Ливенцов прислушался, понял, что речь идет о Захарчине, механике по приспособлениям, сутулом старичке, таком уважаемом, что все его звали дедушкой.
— Миленький, — так Тамара говорит о нем и всхлипывает. — Сыновья у него все на фронте, жена недели две как скончалась. С того дня он и домой перестал ходить. Вы же видели: день и ночь у верстака. Неизвестно, когда и отдыхал. Все мудрует, что-то придумывает. И такой был безотказный! Говорит мне: «Схожу домой, Тамара. Долго не был». А на другой день не явился. Сразу догадались: заболел. Товарищ Витковский послал меня проведать. Пришла. Лежит в постели, тяжело дышит, лицо как мел. Увидел меня и шепотом ругает: «Зачем пришла, силы тратишь. Мне все равно помирать». Ну, я в магазин сходила, хлеба ему на карточку взяла. Убрала в комнате. Чай подогрела, заставила горяченького выпить. Сегодня снова к нему. Открыла дверь, а в комнате тихо-тихо. Подошла к кровати. Может, спит, думаю. Но нет, вижу, не дышит. Глаза открыты, остекленевшие. Нашла саночки в прихожей и на кладбище отвезла…

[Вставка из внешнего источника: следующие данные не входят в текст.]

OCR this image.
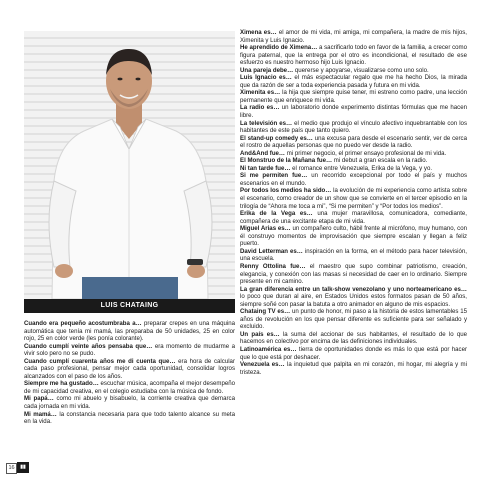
LUIS CHATAING

Cuando era pequeño acostumbraba a… preparar crepes en una máquina automática que tenía mi mamá, las preparaba de 50 unidades, 25 en color rojo, 25 en color verde (les ponía colorante).

Cuando cumplí veinte años pensaba que… era momento de mudarme a vivir solo pero no se pudo.

Cuando cumplí cuarenta años me di cuenta que… era hora de calcular cada paso profesional, pensar mejor cada oportunidad, consolidar logros alcanzados con el paso de los años.

Siempre me ha gustado… escuchar música, acompaña el mejor desempeño de mi capacidad creativa, en el colegio estudiaba con la música de fondo.

Mi papá… como mi abuelo y bisabuelo, la corriente creativa que demarca cada jornada en mi vida.

Mi mamá… la constancia necesaria para que todo talento alcance su meta en la vida.

Ximena es… el amor de mi vida, mi amiga, mi compañera, la madre de mis hijos, Ximenita y Luis Ignacio.

He aprendido de Ximena… a sacrificarlo todo en favor de la familia, a crecer como figura paternal, que la entrega por el otro es incondicional, el resultado de ese esfuerzo es nuestro hermoso hijo Luis Ignacio.

Una pareja debe… quererse y apoyarse, visualizarse como uno solo.

Luis Ignacio es… el más espectacular regalo que me ha hecho Dios, la mirada que da razón de ser a toda experiencia pasada y futura en mi vida.

Ximenita es… la hija que siempre quise tener, mi estreno como padre, una lección permanente que enriquece mi vida.

La radio es… un laboratorio donde experimento distintas fórmulas que me hacen libre.

La televisión es… el medio que produjo el vínculo afectivo inquebrantable con los habitantes de este país que tanto quiero.

El stand-up comedy es… una excusa para desde el escenario sentir, ver de cerca el rostro de aquellas personas que no puedo ver desde la radio.

And&And fue… mi primer negocio, el primer ensayo profesional de mi vida.

El Monstruo de la Mañana fue… mi debut a gran escala en la radio.

Ni tan tarde fue… el romance entre Venezuela, Erika de la Vega, y yo.

Si me permiten fue… un recorrido excepcional por todo el país y muchos escenarios en el mundo.

Por todos los medios ha sido… la evolución de mi experiencia como artista sobre el escenario, como creador de un show que se convierte en el tercer episodio en la trilogía de “Ahora me toca a mi”, “Si me permiten” y “Por todos los medios”.

Erika de la Vega es… una mujer maravillosa, comunicadora, comediante, compañera de una excitante etapa de mi vida.

Miguel Arias es… un compañero culto, hábil frente al micrófono, muy humano, con él construyo momentos de improvisación que siempre escalan y llegan a feliz puerto.

David Letterman es… inspiración en la forma, en el método para hacer televisión, una escuela.

Renny Ottolina fue… el maestro que supo combinar patriotismo, creación, elegancia, y conexión con las masas si necesidad de caer en lo ordinario. Siempre presente en mi camino.

La gran diferencia entre un talk-show venezolano y uno norteamericano es… lo poco que duran al aire, en Estados Unidos estos formatos pasan de 50 años, siempre soñé con pasar la batuta a otro animador en alguno de mis espacios.

Chataing TV es… un punto de honor, mi paso a la historia de estos lamentables 15 años de revolución en los que pensar diferente es suficiente para ser señalado y excluido.

Un país es… la suma del accionar de sus habitantes, el resultado de lo que hacemos en colectivo por encima de las definiciones individuales.

Latinoamérica es… tierra de oportunidades donde es más lo que está por hacer que lo que está por deshacer.

Venezuela es… la inquietud que palpita en mi corazón, mi hogar, mi alegría y mi tristeza.

16	▮▮
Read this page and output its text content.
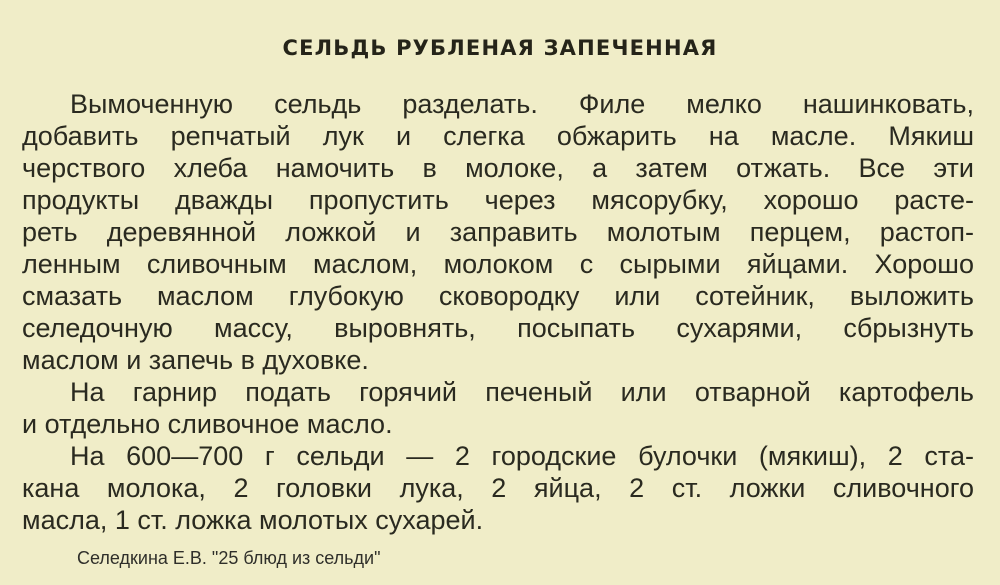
СЕЛЬДЬ РУБЛЕНАЯ ЗАПЕЧЕННАЯ
Вымоченную сельдь разделать. Филе мелко нашинковать,
добавить репчатый лук и слегка обжарить на масле. Мякиш
черствого хлеба намочить в молоке, а затем отжать. Все эти
продукты дважды пропустить через мясорубку, хорошо расте-
реть деревянной ложкой и заправить молотым перцем, растоп-
ленным сливочным маслом, молоком с сырыми яйцами. Хорошо
смазать маслом глубокую сковородку или сотейник, выложить
селедочную массу, выровнять, посыпать сухарями, сбрызнуть
маслом и запечь в духовке.
На гарнир подать горячий печеный или отварной картофель
и отдельно сливочное масло.
На 600—700 г сельди — 2 городские булочки (мякиш), 2 ста-
кана молока, 2 головки лука, 2 яйца, 2 ст. ложки сливочного
масла, 1 ст. ложка молотых сухарей.

Селедкина Е.В. "25 блюд из сельди"
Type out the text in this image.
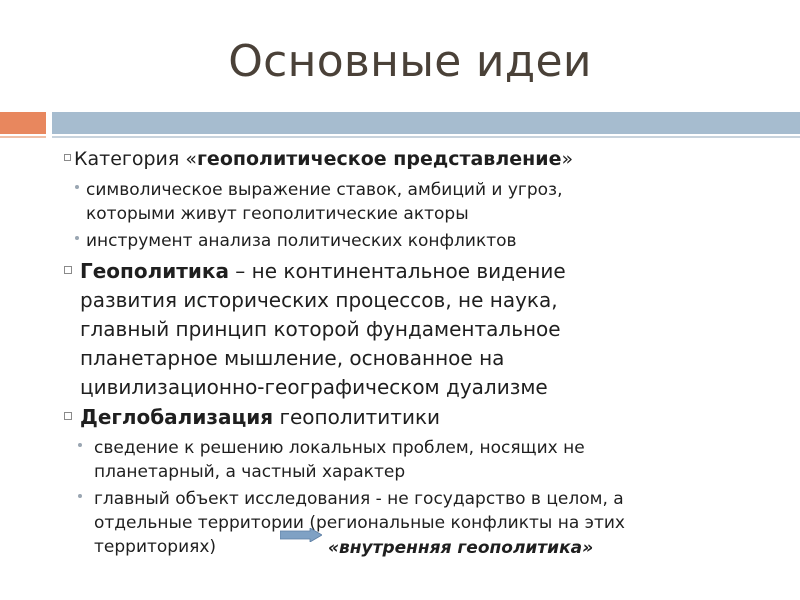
Основные идеи
Категория «геополитическое представление»
символическое выражение ставок, амбиций и угроз,
которыми живут геополитические акторы
инструмент анализа политических конфликтов
Геополитика – не континентальное видение
развития исторических процессов, не наука,
главный принцип которой фундаментальное
планетарное мышление, основанное на
цивилизационно-географическом дуализме
Деглобализация геополититики
сведение к решению локальных проблем, носящих не
планетарный, а частный характер
главный объект исследования - не государство в целом, а
отдельные территории (региональные конфликты на этих
территориях)	«внутренняя геополитика»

Тамара умолкла. Молчали и все, кто слушал. «Не новость такое, — подумал Ливенцов. — Сколько уже умерло. Страшно сказать, а и привыкнуть бы нужно, да вот не привыкают. Скорбь на лицах, глаза вытирают… Скорбь по каждому умершему, как по близкому человеку. Всех она породнила — блокада».
В десять часов в парткоме захлопала дверь. Собирались члены парткома, приглашенные. Усаживались тесно на деревянных лавках, шумели.
Последними пришли Апеллесов и Витковский. Спорили на ходу — каким должен быть «Север-бис», усовершенствованный. Попытались и Ливенцова втянуть в разговор, но он не поддался, поднял руку, прося тишины.
— Сегодня мы, — начал секретарь, — похоронили одного из старейших наших рабочих — Михаила Ивановича Захарчика. Прошу встать, почтить его светлую память минутой молчания.
Опять загремели лавки, когда садились. Но шума, какой бывает, когда собираются, не было. Ливенцов объявил повестку дня.
Запыхавшись, вошел инструктор горкома партии Сочилин — спешил, видно, чтобы не опоздать. Присел с краю, и уж лица опять все к Ливенцову, слушают. А тот мерно, негромким голосом начал:
— Если поискать сравнений, то мы уже давно как бы плывем с вами в океане во время шторма, даже урагана. И теперь на нас катится самая грозная волна — девятый вал. Топливо на исходе. О положении на лесозаготовках сведений нет. Через час я туда отправлюсь. Так вот, решено пока что разобрать ветхие деревянные постройки на втором дворе. Есть предложение объявить аврал…
Ливенцов не успел договорить. Дрогнули стены. В раскатистый гул разрыва вплелись звенящие звуки бьющегося стекла. Штукатурной пылью густо заволокло комнату.
— Кого ранило? — кричал Ливенцов. — Кого ранило? Обошлось. Раму окна целиком высадило. Поцарапанные лица и руки — не в счет.